Why Rededicate 250 matters: faith, patriotism, and the semiquincentennial

The event was advertised as a day of Scripture, testimony, prayer and thanksgiving tied to the 250th anniversary of our founding. That matters because millions of Americans mix faith and patriotism every day. This gathering was meant to be voluntary and public, not a government liturgy. Organizers say Freedom 250 put the program together, separate from the congressionally chartered America250 Commission. Still, a White House nod and top officials’ involvement make it a guaranteed headline grabber — and not just for the friendly press.

The predictable political backlash and the Schiff inquiry

No big public gathering goes unpicked these days. Senator Adam Schiff and other Democrats launched an inquiry into Freedom 250 and donor ties, asking for documents and donor lists and warning about the “blurring” of lines between private fundraising and access to officials. Civil‑liberties groups also criticized the program as too Christian‑centric. Fine — transparency is sensible. But let’s not pretend the people raising questions are only worried about principle. When a prayer rally draws big names and big cameras, partisan politics follows, and some critics leap from caution to a full moral panic faster than you can say “livestream.”
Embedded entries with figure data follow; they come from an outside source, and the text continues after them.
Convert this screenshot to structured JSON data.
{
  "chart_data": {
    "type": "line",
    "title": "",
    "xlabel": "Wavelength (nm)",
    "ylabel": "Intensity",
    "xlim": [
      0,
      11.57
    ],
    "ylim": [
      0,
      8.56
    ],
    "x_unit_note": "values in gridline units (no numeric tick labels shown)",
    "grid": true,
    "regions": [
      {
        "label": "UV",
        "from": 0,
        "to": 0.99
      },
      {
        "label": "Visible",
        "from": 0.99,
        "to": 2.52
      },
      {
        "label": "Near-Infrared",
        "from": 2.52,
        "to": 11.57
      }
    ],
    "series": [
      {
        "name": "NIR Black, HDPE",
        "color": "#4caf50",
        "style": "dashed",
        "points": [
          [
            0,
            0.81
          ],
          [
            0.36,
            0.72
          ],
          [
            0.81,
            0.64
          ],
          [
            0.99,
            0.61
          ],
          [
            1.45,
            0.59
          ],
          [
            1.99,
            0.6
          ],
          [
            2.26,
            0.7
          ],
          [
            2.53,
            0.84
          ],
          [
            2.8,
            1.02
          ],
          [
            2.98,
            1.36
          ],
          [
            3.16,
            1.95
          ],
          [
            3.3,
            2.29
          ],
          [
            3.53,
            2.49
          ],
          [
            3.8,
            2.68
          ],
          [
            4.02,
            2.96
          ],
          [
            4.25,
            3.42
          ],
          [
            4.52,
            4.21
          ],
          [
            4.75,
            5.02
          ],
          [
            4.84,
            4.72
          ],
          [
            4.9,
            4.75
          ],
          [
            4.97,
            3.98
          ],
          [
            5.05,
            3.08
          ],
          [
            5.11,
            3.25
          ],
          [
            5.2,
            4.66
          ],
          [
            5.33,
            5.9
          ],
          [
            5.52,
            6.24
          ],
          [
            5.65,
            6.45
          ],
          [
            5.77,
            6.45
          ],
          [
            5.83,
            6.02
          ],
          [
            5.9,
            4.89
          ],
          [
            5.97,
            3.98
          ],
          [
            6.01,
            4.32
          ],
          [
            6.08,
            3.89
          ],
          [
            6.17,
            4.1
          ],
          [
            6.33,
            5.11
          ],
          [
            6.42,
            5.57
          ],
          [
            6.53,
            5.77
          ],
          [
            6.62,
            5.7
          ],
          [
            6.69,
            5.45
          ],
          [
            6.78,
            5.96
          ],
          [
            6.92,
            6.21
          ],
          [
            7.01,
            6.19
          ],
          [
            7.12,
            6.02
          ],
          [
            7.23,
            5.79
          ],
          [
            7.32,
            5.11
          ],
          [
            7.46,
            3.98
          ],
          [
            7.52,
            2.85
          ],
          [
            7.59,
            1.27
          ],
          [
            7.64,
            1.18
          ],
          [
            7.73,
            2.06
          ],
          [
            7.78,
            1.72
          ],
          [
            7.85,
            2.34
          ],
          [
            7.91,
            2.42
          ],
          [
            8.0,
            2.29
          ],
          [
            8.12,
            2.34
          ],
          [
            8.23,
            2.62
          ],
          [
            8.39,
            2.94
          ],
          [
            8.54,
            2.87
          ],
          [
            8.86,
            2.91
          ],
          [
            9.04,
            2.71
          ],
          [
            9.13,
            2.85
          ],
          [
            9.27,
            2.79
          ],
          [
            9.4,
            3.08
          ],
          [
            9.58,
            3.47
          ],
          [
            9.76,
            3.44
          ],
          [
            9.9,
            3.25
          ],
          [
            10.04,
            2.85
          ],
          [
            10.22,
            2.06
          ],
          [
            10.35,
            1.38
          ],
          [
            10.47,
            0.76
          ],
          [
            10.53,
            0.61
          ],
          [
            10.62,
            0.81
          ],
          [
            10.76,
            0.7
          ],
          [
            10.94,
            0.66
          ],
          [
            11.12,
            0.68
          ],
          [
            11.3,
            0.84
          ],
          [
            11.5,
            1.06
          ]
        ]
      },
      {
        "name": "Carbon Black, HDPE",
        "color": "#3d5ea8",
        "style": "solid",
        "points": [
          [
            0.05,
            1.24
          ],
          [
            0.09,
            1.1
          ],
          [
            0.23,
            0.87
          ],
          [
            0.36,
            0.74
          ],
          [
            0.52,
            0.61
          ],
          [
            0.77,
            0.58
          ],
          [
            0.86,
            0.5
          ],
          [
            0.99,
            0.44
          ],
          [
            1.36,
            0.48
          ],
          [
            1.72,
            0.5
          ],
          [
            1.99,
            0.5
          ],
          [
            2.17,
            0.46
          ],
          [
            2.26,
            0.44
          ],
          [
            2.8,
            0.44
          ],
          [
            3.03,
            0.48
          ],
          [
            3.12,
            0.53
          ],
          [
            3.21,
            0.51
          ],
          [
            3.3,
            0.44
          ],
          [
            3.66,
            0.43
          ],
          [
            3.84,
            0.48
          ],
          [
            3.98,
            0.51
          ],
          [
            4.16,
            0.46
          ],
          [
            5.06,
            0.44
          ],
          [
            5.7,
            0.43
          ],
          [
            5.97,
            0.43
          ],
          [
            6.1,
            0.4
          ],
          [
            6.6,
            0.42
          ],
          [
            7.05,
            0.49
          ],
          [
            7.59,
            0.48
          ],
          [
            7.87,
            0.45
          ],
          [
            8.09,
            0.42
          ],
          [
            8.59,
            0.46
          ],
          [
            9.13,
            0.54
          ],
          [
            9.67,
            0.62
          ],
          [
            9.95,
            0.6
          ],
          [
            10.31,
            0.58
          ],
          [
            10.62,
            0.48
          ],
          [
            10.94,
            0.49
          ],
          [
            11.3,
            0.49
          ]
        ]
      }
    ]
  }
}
My take: let Americans pray, and demand honest answers

Here’s the common-sense view: Americans have the right to gather and worship publicly, and top officials can attend or send messages. At the same time, public scrutiny of privately run events that intersect with government is reasonable. We can protect religious freedom and expect transparency without turning a prayer meeting into a witch hunt. If Freedom 250 took money and promised pay‑for‑play perks, that deserves exposure. If it simply organized a large, faith‑centered celebration for the nation’s 250th, critics should stop acting surprised and let people of faith celebrate their heritage. The Mall will stay a public square for speech and worship — and the debate over church and state will keep both sides talking. That’s democracy, messy as it is.